6. Story-tellers… who, us? It’s our stock-in-trade. It’s what we do. So how come we fail too often, as an industry, to get our message across? For our core fans the arts can shake the senses, awaken the emotions, make people think differently and feel connected. But more broadly, many feel ambivalent at best, and often wholly disengaged or confused. Perhaps our expectations are too high. Perhaps it’s that ‘messenger’ challenge. But we need to strike hard, well, and repeatedly to crash through all the noise. Try bringing impact to life by telling personal and hopeful stories across every channel; and go easy on those dark and pitiful tales of impending doom.
7. Make failure work for you. How often is this really practiced? And how much do we really learn? Last summer I heard Google’s Luke Rodehorst (he tweets a daily haiku) talk convincingly about failed project teams becoming stronger and contributing even more as they are re-deployed across new initiatives. Years ago I was turned down for a Bridgewater Hall job by the late great Howard Raynor for not having failed sufficiently, nor experienced enough disasters. Maybe I had, but just didn’t value them enough.

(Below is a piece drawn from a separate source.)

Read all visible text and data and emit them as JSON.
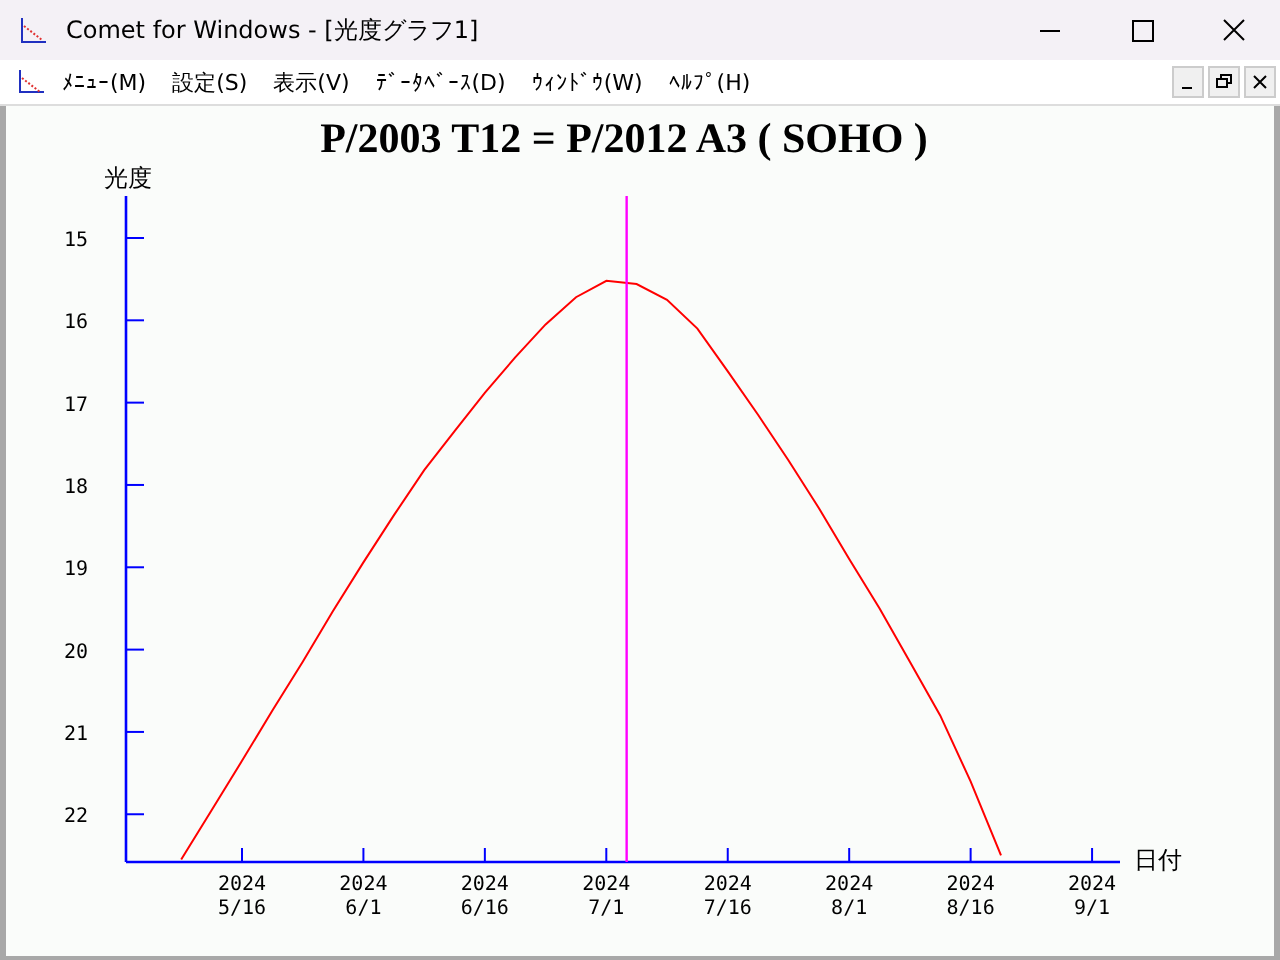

8. Sign-post, share, thank. And be generous. There’s lots of this on social media, but it feels pretty competitive sometimes. I’m talking about the quiet nudge, or the discreet note which proves you care about someone else’s problem. And think about those big projects that consume every waking hour for months: you deliver the goods, and the partners walk away. I’m not into group hugs, but the occasional recognition boosts team confidence enormously. I wish I’d done more. #Fail
So as an individual, as a team player, as an organisation, a network of partners, or an entire sector, failure, resilience and adaptability are probably the key components of success.
There’s lots to explore. Let me know what you think.